Herod's response to Jesus was one of hatred and fear, hatred of anything and anyone that threatened his self-centredness. The great tragedy is that there are people like Herod still in the world to this day, who are more intent on destroying Jesus and his followers, than coming to worship him. Someone wrote, "If we leave Herod in the Christmas narrative, we can address the shadow of evil hovering over Christmas to this day. Herod still stalks the earth. He may be disguised in the military fatigues of a dictator. He murders street child in Brazil by sending death squads when darkness falls. Herod sells Thai children as prostitutes to wealthy westerners. He detonates a car bond that kills innocent people." But it is Herod's whole sale rejection of Jesus, which is the tragedy which continues to this day. Cardinal Cormac Murphy-O'Connor writing in a book called 'Faith in the Nation' published last month, claims that the rise of secularism has led to a liberal society, hostile to Christian morals and values, in which religious belief is viewed as "a private eccentricity" and the voice of faith groups is marginalized." He goes on to say, "There are now "serious tensions" between Christians and secularist society, he says, in which atheists are becoming more "vocal and aggressive." We see in Matthew's Gospel the consequence of Herod's rejection of Jesus, and I believe today as a society we are living with the consequences of what happens when people reject God, with the break down of social cohesion in many of our communities, of many young people living without a moral compass to guide and direct them.
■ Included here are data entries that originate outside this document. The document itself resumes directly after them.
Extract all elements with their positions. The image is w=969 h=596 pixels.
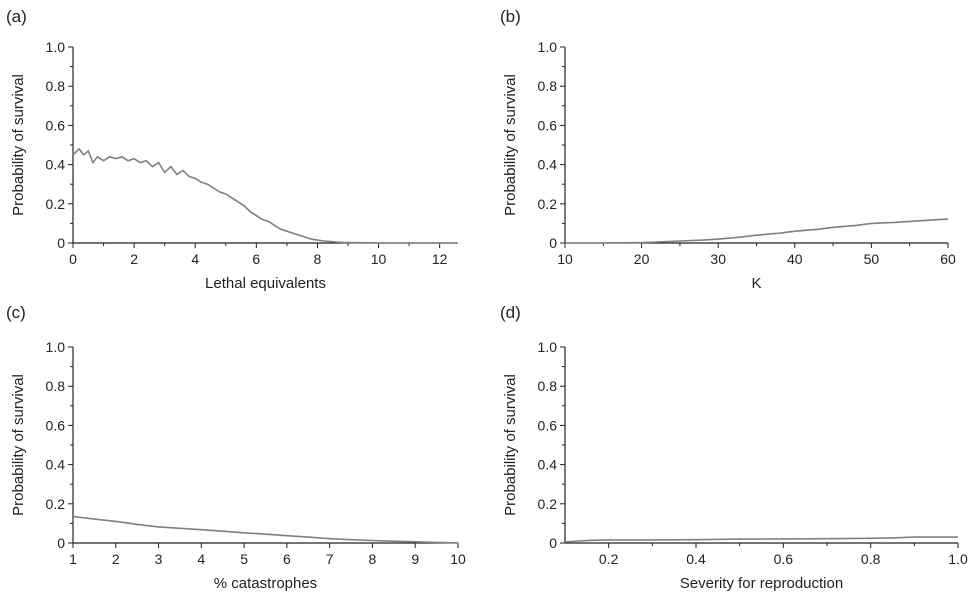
x-tick-label-a: 6 (252, 251, 260, 267)
y-tick-label-d: 0.8 (538, 378, 558, 394)
y-tick-label-c: 1.0 (46, 339, 66, 355)
panel-label-b: (b) (500, 7, 521, 26)
x-axis-title-b: K (751, 275, 761, 292)
x-tick-label-b: 50 (864, 251, 880, 267)
y-axis-title-a: Probability of survival (10, 74, 27, 216)
panel-label-a: (a) (6, 7, 27, 26)
series-line-b-0 (565, 218, 949, 244)
series-line-c-0 (72, 515, 459, 544)
x-tick-label-a: 12 (432, 251, 448, 267)
x-tick-label-c: 7 (326, 551, 334, 567)
y-tick-label-d: 0.6 (538, 417, 558, 433)
y-tick-label-c: 0 (57, 535, 65, 551)
x-tick-label-a: 10 (371, 251, 387, 267)
y-tick-label-b: 0.8 (538, 78, 558, 94)
x-tick-label-c: 2 (112, 551, 120, 567)
panel-label-d: (d) (500, 303, 521, 322)
x-tick-label-d: 0.6 (774, 551, 794, 567)
x-tick-label-c: 9 (411, 551, 419, 567)
y-tick-label-a: 0 (57, 235, 65, 251)
x-axis-title-c: % catastrophes (214, 575, 317, 592)
panel-d: (d) 0 0.2 0.4 0.6 0.8 1.0 0.2 0.4 0.6 0.8 1.0 Severi… (500, 303, 968, 592)
x-tick-label-b: 10 (557, 251, 573, 267)
x-tick-label-c: 5 (240, 551, 248, 567)
series-line-a-0 (72, 147, 458, 244)
y-tick-label-c: 0.4 (46, 457, 66, 473)
x-tick-label-b: 20 (634, 251, 650, 267)
y-tick-label-d: 1.0 (538, 339, 558, 355)
x-tick-label-d: 0.4 (686, 551, 706, 567)
x-tick-label-a: 0 (69, 251, 77, 267)
x-tick-label-a: 4 (191, 251, 199, 267)
x-axis-title-a: Lethal equivalents (205, 275, 326, 292)
x-tick-label-d: 0.8 (861, 551, 881, 567)
panel-a: (a) 0 0.2 0.4 0.6 0.8 1.0 0 2 4 6 8 10 12 Lethal equiv… (6, 7, 458, 292)
y-tick-label-a: 0.6 (46, 117, 66, 133)
panel-b: (b) 0 0.2 0.4 0.6 0.8 1.0 10 20 30 40 50 60 K Probabil… (500, 7, 956, 292)
x-tick-label-b: 60 (940, 251, 956, 267)
y-axis-title-b: Probability of survival (502, 74, 519, 216)
x-axis-title-d: Severity for reproduction (680, 575, 843, 592)
y-tick-label-c: 0.8 (46, 378, 66, 394)
x-tick-label-c: 6 (283, 551, 291, 567)
y-tick-label-d: 0.2 (538, 496, 558, 512)
y-axis-title-c: Probability of survival (10, 374, 27, 516)
y-tick-label-b: 1.0 (538, 39, 558, 55)
panel-label-c: (c) (6, 303, 26, 322)
y-tick-label-c: 0.2 (46, 496, 66, 512)
y-tick-label-a: 0.4 (46, 157, 66, 173)
x-tick-label-c: 8 (369, 551, 377, 567)
x-tick-label-b: 40 (787, 251, 803, 267)
y-tick-label-b: 0.6 (538, 117, 558, 133)
series-line-d-0 (564, 536, 958, 543)
y-tick-label-d: 0 (549, 535, 557, 551)
y-tick-label-a: 0.2 (46, 196, 66, 212)
panel-c: (c) 0 0.2 0.4 0.6 0.8 1.0 1 2 3 4 5 6 7 8 9 10 % catastro… (6, 303, 466, 592)
y-tick-label-a: 1.0 (46, 39, 66, 55)
y-tick-label-c: 0.6 (46, 417, 66, 433)
x-tick-label-d: 1.0 (948, 551, 968, 567)
x-tick-label-c: 4 (197, 551, 205, 567)
x-tick-label-b: 30 (710, 251, 726, 267)
x-tick-label-c: 3 (155, 551, 163, 567)
y-tick-label-b: 0.2 (538, 196, 558, 212)
x-tick-label-d: 0.2 (599, 551, 619, 567)
x-tick-label-c: 1 (69, 551, 77, 567)
x-tick-label-a: 8 (314, 251, 322, 267)
y-tick-label-a: 0.8 (46, 78, 66, 94)
x-tick-label-a: 2 (130, 251, 138, 267)
y-tick-label-b: 0.4 (538, 157, 558, 173)
y-axis-title-d: Probability of survival (502, 374, 519, 516)
y-tick-label-d: 0.4 (538, 457, 558, 473)
x-tick-label-c: 10 (450, 551, 466, 567)
y-tick-label-b: 0 (549, 235, 557, 251)
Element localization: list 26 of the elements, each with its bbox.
What in many ways was even more surprising than Herod's rejection of Jesus, was the response of the Jewish chief priests and scribes. They knew their Scriptures and had no problem in answering Herod when he wanted to know where the child would be born. But did they go to greet him? Did they lift a sandal? Not at all. They knew it all, but they did nothing. Their response, or lack of it, is surely a warning to us all. Their apathy hardened into outright opposition to Jesus as his ministry developed. Their response to the news of the birth of the messiah acts as a warning that knowledge is no substitute for obedience.
There is a great contrast between the response of the Magi and that of Herod to the birth of Jesus. The magi's faith, their insight and their whole hearted search and adoring worship of Jesus is something that should humble us all. Once the magi found Jesus, their lives took a different direction, one that is responsive to and obedient to God's call. So as we move away from Christmas and into the New Year, are we willing to seek him out and be led in a different way, like the wise men of old? Wise men and women still search for Jesus, will we do the same this year?